The beaten foe emerged.

All over the broad Atlantic, wherever they had been working or lying hid, the U-boats surfaced, confessing the war’s end. A few of them, prompted by determination or struck by guilt, scuttled or destroyed themselves, or ran for shelter, not knowing that there was none; but mostly they did what they had been told to do, mostly they hoisted their black surrender flags, and said where they were, and waited for orders.

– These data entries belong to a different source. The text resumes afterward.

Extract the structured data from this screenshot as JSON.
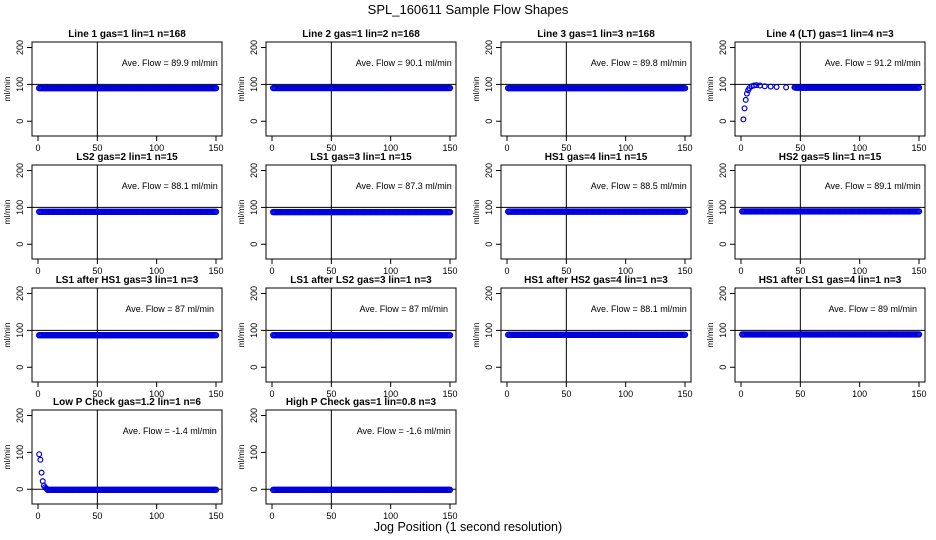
{
  "title": "SPL_160611  Sample Flow Shapes",
  "xlabel": "Jog Position (1 second resolution)",
  "chart_data": [
    {
      "type": "scatter",
      "title": "Line 1 gas=1 lin=1 n=168",
      "ylabel": "ml/min",
      "annotation": "Ave. Flow =  89.9  ml/min",
      "xlim": [
        0,
        150
      ],
      "ylim": [
        -40,
        215
      ],
      "xticks": [
        0,
        50,
        100,
        150
      ],
      "yticks": [
        0,
        100,
        200
      ],
      "xticklabels": [
        "0",
        "50",
        "100",
        "150"
      ],
      "yticklabels": [
        "0",
        "100",
        "200"
      ],
      "vline": 50,
      "hline": 100,
      "flow": 89.9,
      "n_points": 150,
      "startup": []
    },
    {
      "type": "scatter",
      "title": "Line 2 gas=1 lin=2 n=168",
      "ylabel": "ml/min",
      "annotation": "Ave. Flow =  90.1  ml/min",
      "xlim": [
        0,
        150
      ],
      "ylim": [
        -40,
        215
      ],
      "xticks": [
        0,
        50,
        100,
        150
      ],
      "yticks": [
        0,
        100,
        200
      ],
      "xticklabels": [
        "0",
        "50",
        "100",
        "150"
      ],
      "yticklabels": [
        "0",
        "100",
        "200"
      ],
      "vline": 50,
      "hline": 100,
      "flow": 90.1,
      "n_points": 150,
      "startup": []
    },
    {
      "type": "scatter",
      "title": "Line 3 gas=1 lin=3 n=168",
      "ylabel": "ml/min",
      "annotation": "Ave. Flow =  89.8  ml/min",
      "xlim": [
        0,
        150
      ],
      "ylim": [
        -40,
        215
      ],
      "xticks": [
        0,
        50,
        100,
        150
      ],
      "yticks": [
        0,
        100,
        200
      ],
      "xticklabels": [
        "0",
        "50",
        "100",
        "150"
      ],
      "yticklabels": [
        "0",
        "100",
        "200"
      ],
      "vline": 50,
      "hline": 100,
      "flow": 89.8,
      "n_points": 150,
      "startup": []
    },
    {
      "type": "scatter",
      "title": "Line 4 (LT) gas=1 lin=4 n=3",
      "ylabel": "ml/min",
      "annotation": "Ave. Flow =  91.2  ml/min",
      "xlim": [
        0,
        150
      ],
      "ylim": [
        -40,
        215
      ],
      "xticks": [
        0,
        50,
        100,
        150
      ],
      "yticks": [
        0,
        100,
        200
      ],
      "xticklabels": [
        "0",
        "50",
        "100",
        "150"
      ],
      "yticklabels": [
        "0",
        "100",
        "200"
      ],
      "vline": 50,
      "hline": 100,
      "flow": 91.2,
      "n_points": 150,
      "startup": [
        [
          2,
          5
        ],
        [
          3,
          35
        ],
        [
          4,
          58
        ],
        [
          5,
          75
        ],
        [
          6,
          84
        ],
        [
          7,
          90
        ],
        [
          9,
          95
        ],
        [
          11,
          97
        ],
        [
          13,
          98
        ],
        [
          16,
          97
        ],
        [
          20,
          95
        ],
        [
          25,
          94
        ],
        [
          30,
          93
        ],
        [
          38,
          92
        ],
        [
          45,
          92
        ]
      ]
    },
    {
      "type": "scatter",
      "title": "LS2 gas=2 lin=1 n=15",
      "ylabel": "ml/min",
      "annotation": "Ave. Flow =  88.1  ml/min",
      "xlim": [
        0,
        150
      ],
      "ylim": [
        -40,
        215
      ],
      "xticks": [
        0,
        50,
        100,
        150
      ],
      "yticks": [
        0,
        100,
        200
      ],
      "xticklabels": [
        "0",
        "50",
        "100",
        "150"
      ],
      "yticklabels": [
        "0",
        "100",
        "200"
      ],
      "vline": 50,
      "hline": 100,
      "flow": 88.1,
      "n_points": 150,
      "startup": []
    },
    {
      "type": "scatter",
      "title": "LS1 gas=3 lin=1 n=15",
      "ylabel": "ml/min",
      "annotation": "Ave. Flow =  87.3  ml/min",
      "xlim": [
        0,
        150
      ],
      "ylim": [
        -40,
        215
      ],
      "xticks": [
        0,
        50,
        100,
        150
      ],
      "yticks": [
        0,
        100,
        200
      ],
      "xticklabels": [
        "0",
        "50",
        "100",
        "150"
      ],
      "yticklabels": [
        "0",
        "100",
        "200"
      ],
      "vline": 50,
      "hline": 100,
      "flow": 87.3,
      "n_points": 150,
      "startup": []
    },
    {
      "type": "scatter",
      "title": "HS1 gas=4 lin=1 n=15",
      "ylabel": "ml/min",
      "annotation": "Ave. Flow =  88.5  ml/min",
      "xlim": [
        0,
        150
      ],
      "ylim": [
        -40,
        215
      ],
      "xticks": [
        0,
        50,
        100,
        150
      ],
      "yticks": [
        0,
        100,
        200
      ],
      "xticklabels": [
        "0",
        "50",
        "100",
        "150"
      ],
      "yticklabels": [
        "0",
        "100",
        "200"
      ],
      "vline": 50,
      "hline": 100,
      "flow": 88.5,
      "n_points": 150,
      "startup": []
    },
    {
      "type": "scatter",
      "title": "HS2 gas=5 lin=1 n=15",
      "ylabel": "ml/min",
      "annotation": "Ave. Flow =  89.1  ml/min",
      "xlim": [
        0,
        150
      ],
      "ylim": [
        -40,
        215
      ],
      "xticks": [
        0,
        50,
        100,
        150
      ],
      "yticks": [
        0,
        100,
        200
      ],
      "xticklabels": [
        "0",
        "50",
        "100",
        "150"
      ],
      "yticklabels": [
        "0",
        "100",
        "200"
      ],
      "vline": 50,
      "hline": 100,
      "flow": 89.1,
      "n_points": 150,
      "startup": []
    },
    {
      "type": "scatter",
      "title": "LS1 after HS1 gas=3 lin=1 n=3",
      "ylabel": "ml/min",
      "annotation": "Ave. Flow =  87  ml/min",
      "xlim": [
        0,
        150
      ],
      "ylim": [
        -40,
        215
      ],
      "xticks": [
        0,
        50,
        100,
        150
      ],
      "yticks": [
        0,
        100,
        200
      ],
      "xticklabels": [
        "0",
        "50",
        "100",
        "150"
      ],
      "yticklabels": [
        "0",
        "100",
        "200"
      ],
      "vline": 50,
      "hline": 100,
      "flow": 87,
      "n_points": 150,
      "startup": []
    },
    {
      "type": "scatter",
      "title": "LS1 after LS2 gas=3 lin=1 n=3",
      "ylabel": "ml/min",
      "annotation": "Ave. Flow =  87  ml/min",
      "xlim": [
        0,
        150
      ],
      "ylim": [
        -40,
        215
      ],
      "xticks": [
        0,
        50,
        100,
        150
      ],
      "yticks": [
        0,
        100,
        200
      ],
      "xticklabels": [
        "0",
        "50",
        "100",
        "150"
      ],
      "yticklabels": [
        "0",
        "100",
        "200"
      ],
      "vline": 50,
      "hline": 100,
      "flow": 87,
      "n_points": 150,
      "startup": []
    },
    {
      "type": "scatter",
      "title": "HS1 after HS2 gas=4 lin=1 n=3",
      "ylabel": "ml/min",
      "annotation": "Ave. Flow =  88.1  ml/min",
      "xlim": [
        0,
        150
      ],
      "ylim": [
        -40,
        215
      ],
      "xticks": [
        0,
        50,
        100,
        150
      ],
      "yticks": [
        0,
        100,
        200
      ],
      "xticklabels": [
        "0",
        "50",
        "100",
        "150"
      ],
      "yticklabels": [
        "0",
        "100",
        "200"
      ],
      "vline": 50,
      "hline": 100,
      "flow": 88.1,
      "n_points": 150,
      "startup": []
    },
    {
      "type": "scatter",
      "title": "HS1 after LS1 gas=4 lin=1 n=3",
      "ylabel": "ml/min",
      "annotation": "Ave. Flow =  89  ml/min",
      "xlim": [
        0,
        150
      ],
      "ylim": [
        -40,
        215
      ],
      "xticks": [
        0,
        50,
        100,
        150
      ],
      "yticks": [
        0,
        100,
        200
      ],
      "xticklabels": [
        "0",
        "50",
        "100",
        "150"
      ],
      "yticklabels": [
        "0",
        "100",
        "200"
      ],
      "vline": 50,
      "hline": 100,
      "flow": 89,
      "n_points": 150,
      "startup": []
    },
    {
      "type": "scatter",
      "title": "Low P Check gas=1.2 lin=1 n=6",
      "ylabel": "ml/min",
      "annotation": "Ave. Flow =  -1.4  ml/min",
      "xlim": [
        0,
        150
      ],
      "ylim": [
        -40,
        215
      ],
      "xticks": [
        0,
        50,
        100,
        150
      ],
      "yticks": [
        0,
        100,
        200
      ],
      "xticklabels": [
        "0",
        "50",
        "100",
        "150"
      ],
      "yticklabels": [
        "0",
        "100",
        "200"
      ],
      "vline": 50,
      "hline": 0,
      "flow": -1.4,
      "n_points": 150,
      "startup": [
        [
          1,
          95
        ],
        [
          2,
          80
        ],
        [
          3,
          45
        ],
        [
          4,
          22
        ],
        [
          5,
          10
        ],
        [
          6,
          5
        ],
        [
          7,
          2
        ]
      ]
    },
    {
      "type": "scatter",
      "title": "High P Check gas=1 lin=0.8 n=3",
      "ylabel": "ml/min",
      "annotation": "Ave. Flow =  -1.6  ml/min",
      "xlim": [
        0,
        150
      ],
      "ylim": [
        -40,
        215
      ],
      "xticks": [
        0,
        50,
        100,
        150
      ],
      "yticks": [
        0,
        100,
        200
      ],
      "xticklabels": [
        "0",
        "50",
        "100",
        "150"
      ],
      "yticklabels": [
        "0",
        "100",
        "200"
      ],
      "vline": 50,
      "hline": 0,
      "flow": -1.6,
      "n_points": 150,
      "startup": []
    }
  ]
}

They rose, dripping and silent, in the Irish Sea, and at the mouth of the Clyde, and off the Lizard in the English Channel, and at the top of the Minches where the tides raced: they rose near Iceland, where
Compass Rose
was sunk, and off the north-west tip of Ireland, and close to the Faroes, and on the Gibraltar run where the sunk ships lay so thick, and near St John’s and Halifax, and in the deep of the Atlantic, with three thousand fathoms of water beneath their keel.

They surfaced in secret places, betraying themselves and their frustrated plans: they rose within sight of land, they rose far away in mortal waters where, on the map of the battle, the crosses that were sunken ships were etched so many and so close that the ink ran together. They surfaced above their handiwork, in hatred or in fear: sometimes snarling their continued rage, sometimes accepting thankfully a truce they had never offered to other ships, other sailors.

They rose, and lay wherever they were on the battlefield, waiting for the victors to claim their victory.